Quand on est jeune maman, on peut s'autoriser à puiser dans la force des générations précédentes, à se laisser aider en précisant nos besoins, en laissant un peu de place à la maladresse involontaire. C'est ainsi que l'on peut se retrouver entre générations, de façon respectueuse et avec tact", conseille Aline Schoentjes.


Trouver un soutien extérieur

Comment constituer ce village dont cet enfant et cette nouvelle famille ont besoin, quand la famille est trop loin ou trop toxique, quand les amis sont peu disponibles ?

On peut  préparer l'après-naissance avant la naissance, au niveau logistique d'abord : créer une liste de naissance avec des titre-services, des repas, des heures de repassage ou de baby sitting, des livraisons à domicile...  A Bruxelles et en Flandre, des aides natales, facturées en fonction des revenus, peuvent venir quelques heures par semaine pour aider pour les enfants, faire quelques courses, préparer un repas...

Il existe aussi des lieux de rencontres entre mamans, entre papas, près de chez soi. A Bruxelles, il existe 5 Maisons Vertes, créées d'après les travaux de Françoise Dolto. Les parents peuvent y parler avec d'autres adultes.
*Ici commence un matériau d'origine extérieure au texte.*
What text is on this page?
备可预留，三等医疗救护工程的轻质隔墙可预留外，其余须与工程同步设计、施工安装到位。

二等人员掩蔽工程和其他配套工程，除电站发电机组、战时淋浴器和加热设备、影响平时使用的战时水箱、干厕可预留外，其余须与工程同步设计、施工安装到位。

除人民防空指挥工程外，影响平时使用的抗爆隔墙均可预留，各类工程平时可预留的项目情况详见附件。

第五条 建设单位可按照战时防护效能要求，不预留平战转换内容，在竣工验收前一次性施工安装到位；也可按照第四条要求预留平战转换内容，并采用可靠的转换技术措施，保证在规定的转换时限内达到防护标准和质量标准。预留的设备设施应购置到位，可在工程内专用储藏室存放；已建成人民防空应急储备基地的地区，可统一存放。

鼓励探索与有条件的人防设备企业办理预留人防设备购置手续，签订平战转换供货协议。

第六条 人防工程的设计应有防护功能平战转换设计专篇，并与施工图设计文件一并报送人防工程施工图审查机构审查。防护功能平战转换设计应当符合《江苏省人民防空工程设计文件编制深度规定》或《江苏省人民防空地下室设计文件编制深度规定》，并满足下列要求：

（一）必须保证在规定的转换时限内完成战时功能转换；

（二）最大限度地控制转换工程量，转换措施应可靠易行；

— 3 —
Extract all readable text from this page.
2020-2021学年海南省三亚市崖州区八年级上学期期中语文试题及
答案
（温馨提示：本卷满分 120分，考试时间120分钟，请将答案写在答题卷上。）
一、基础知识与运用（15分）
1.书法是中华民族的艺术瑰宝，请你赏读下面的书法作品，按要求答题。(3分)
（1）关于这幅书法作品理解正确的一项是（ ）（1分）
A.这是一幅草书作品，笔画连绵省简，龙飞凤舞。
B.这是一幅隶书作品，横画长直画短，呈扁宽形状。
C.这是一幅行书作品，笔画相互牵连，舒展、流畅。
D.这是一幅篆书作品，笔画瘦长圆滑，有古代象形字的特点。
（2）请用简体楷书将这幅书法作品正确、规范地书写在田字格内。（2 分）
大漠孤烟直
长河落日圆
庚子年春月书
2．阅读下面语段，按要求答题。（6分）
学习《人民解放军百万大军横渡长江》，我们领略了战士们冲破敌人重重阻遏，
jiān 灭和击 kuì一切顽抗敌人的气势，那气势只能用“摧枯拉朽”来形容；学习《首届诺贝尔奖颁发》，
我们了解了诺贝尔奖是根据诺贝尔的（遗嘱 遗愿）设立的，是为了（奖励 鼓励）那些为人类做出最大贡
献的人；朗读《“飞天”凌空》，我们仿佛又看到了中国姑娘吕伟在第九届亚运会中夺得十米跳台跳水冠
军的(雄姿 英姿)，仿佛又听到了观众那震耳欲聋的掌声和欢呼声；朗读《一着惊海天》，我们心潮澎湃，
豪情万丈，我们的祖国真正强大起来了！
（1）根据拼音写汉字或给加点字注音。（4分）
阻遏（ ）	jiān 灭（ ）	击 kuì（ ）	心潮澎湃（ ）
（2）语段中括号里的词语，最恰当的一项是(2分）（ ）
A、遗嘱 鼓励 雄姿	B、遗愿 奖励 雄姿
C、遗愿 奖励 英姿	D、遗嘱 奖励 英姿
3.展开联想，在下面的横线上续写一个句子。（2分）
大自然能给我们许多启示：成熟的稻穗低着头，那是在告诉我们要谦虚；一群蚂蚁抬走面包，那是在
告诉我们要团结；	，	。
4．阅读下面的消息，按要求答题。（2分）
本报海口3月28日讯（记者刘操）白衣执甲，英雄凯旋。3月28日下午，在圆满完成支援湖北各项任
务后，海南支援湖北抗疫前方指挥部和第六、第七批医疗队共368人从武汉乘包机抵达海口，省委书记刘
L'ONE, la Ligue des Familles, organisent des rencontres enfants-parents, des massages bébés... Amala a créé aussi son Mamas' café, tous les 15 jours, avec des sages-femmes, des ateliers à thèmes pour échanger et se soutenir mutuellement.

"N'hésitez pas à soutenir les mamans solos qui ne dorment pas, donnez un petit coup de main, soyez attentifs à tous ces petits signes des mamans qui ne dorment pas, recommande Aline Schoentjes. On pense parfois qu'on peut se débrouiller seule, mais on a besoin d'un coup de pouce pour sortir de chez soi et chercher du soutien. "

La dépression touche 1 maman sur 3. C'est normal de se sentir seule, parce que c'est très dur de s'occuper d'un bébé. Mais il faut savoir que ce n'est qu'un passage, cela s'arrête à un certain moment. "On se perd un peu, avant de se reconstruire."